Substantial evidence supports the oncogenic role of the
E3 ubiquitin ligase S-phase kinase-associated protein 2 (Skp2) in many types of
cancers through its ability to target a broad range of signaling effectors for ubiquitination. Thus, this oncogenic
E3 ligase represents an important target for
cancer drug discovery. In this study, we report a novel mechanism by which CG-12, a novel energy restriction-mimetic agent (ERMA), down-regulates the expression of Skp2 in
prostate cancer cells. Pursuant to our previous finding that upregulation of β-
transducin repeat-containing
protein (β-TrCP) expression represents a cellular response in
cancer cells to ERMAs, including CG-12 and
2-deoxyglucose, we demonstrated that this β-TrCP accumulation resulted from decreased Skp2 expression. Evidence indicates that Skp2 targets β-TrCP for degradation via the
cyclin-dependent kinase 2-facilitated recognition of the
proline-directed phosphorylation motif (412)SP. This Skp2 downregulation was attributable to Sirt1-dependent suppression of
COP9 signalosome (Csn)5 expression in response to CG-12, leading to increased
cullin 1 neddylation in the Skp1-cullin1-F-box
protein complex and consequent Skp2 destabilization.
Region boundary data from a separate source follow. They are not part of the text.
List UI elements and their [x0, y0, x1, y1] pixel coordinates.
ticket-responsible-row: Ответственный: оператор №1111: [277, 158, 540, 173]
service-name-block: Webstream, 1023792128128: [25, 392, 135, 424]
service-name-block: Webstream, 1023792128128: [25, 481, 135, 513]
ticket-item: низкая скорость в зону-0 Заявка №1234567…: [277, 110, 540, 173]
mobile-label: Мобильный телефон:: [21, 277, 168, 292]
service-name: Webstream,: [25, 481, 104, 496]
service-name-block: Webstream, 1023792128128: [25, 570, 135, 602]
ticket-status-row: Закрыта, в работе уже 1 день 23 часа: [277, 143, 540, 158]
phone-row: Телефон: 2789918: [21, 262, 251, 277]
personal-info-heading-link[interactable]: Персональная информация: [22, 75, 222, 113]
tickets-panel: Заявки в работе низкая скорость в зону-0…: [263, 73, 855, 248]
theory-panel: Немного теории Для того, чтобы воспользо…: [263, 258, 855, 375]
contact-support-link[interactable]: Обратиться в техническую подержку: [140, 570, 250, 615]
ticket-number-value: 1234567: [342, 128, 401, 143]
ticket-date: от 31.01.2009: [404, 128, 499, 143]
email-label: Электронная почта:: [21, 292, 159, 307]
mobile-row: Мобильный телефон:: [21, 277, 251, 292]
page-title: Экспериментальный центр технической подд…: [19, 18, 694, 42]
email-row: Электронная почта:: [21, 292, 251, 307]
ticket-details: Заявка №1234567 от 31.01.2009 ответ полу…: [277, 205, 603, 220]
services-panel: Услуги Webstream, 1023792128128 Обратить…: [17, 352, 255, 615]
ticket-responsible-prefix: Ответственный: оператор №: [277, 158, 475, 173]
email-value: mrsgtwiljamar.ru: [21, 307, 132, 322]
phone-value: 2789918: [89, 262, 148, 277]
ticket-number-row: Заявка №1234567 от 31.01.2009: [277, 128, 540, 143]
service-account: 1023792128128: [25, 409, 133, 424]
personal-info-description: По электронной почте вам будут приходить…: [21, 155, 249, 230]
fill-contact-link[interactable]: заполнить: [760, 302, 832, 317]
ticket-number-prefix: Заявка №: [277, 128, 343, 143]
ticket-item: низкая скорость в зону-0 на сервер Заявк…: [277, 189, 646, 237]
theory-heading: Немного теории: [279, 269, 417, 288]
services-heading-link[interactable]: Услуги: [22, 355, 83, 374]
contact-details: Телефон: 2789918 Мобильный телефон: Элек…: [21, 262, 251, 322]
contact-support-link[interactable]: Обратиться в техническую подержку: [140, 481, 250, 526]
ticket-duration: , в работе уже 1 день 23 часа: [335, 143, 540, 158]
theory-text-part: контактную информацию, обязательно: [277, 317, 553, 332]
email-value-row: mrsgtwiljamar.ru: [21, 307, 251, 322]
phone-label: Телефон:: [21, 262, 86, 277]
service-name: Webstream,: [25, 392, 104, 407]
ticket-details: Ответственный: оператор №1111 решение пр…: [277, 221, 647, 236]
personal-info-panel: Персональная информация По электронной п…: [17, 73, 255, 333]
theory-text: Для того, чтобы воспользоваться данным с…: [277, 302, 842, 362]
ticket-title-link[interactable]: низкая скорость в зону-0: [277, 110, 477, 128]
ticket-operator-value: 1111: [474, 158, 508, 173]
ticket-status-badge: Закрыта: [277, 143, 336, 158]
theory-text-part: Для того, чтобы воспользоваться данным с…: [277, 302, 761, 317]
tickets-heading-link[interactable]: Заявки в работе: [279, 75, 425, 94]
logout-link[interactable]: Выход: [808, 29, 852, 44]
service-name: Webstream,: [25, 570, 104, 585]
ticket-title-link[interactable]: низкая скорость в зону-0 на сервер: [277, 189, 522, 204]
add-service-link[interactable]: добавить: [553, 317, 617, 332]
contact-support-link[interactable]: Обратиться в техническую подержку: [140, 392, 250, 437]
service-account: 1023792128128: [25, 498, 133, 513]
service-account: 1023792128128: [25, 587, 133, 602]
Moreover, we determined that Skp2 and β-TrCP are mutually regulated, providing a feedback mechanism that amplifies the suppressive effect of ERMAs on Skp2. Specifically, cellular accumulation of β-TrCP reduced the expression of Sp1, a β-TrCP substrate, which, in turn, reduced Skp2 gene expression. This Skp2-β-TrCP-Sp1 feedback loop represents a novel crosstalk mechanism between these two important
F-box proteins in
cancer cells with aberrant Skp2 expression under energy restriction, which provides a proof-of-concept that the oncogenic Csn5/Skp2 signaling axis represents a "druggable" target for this novel ERMA.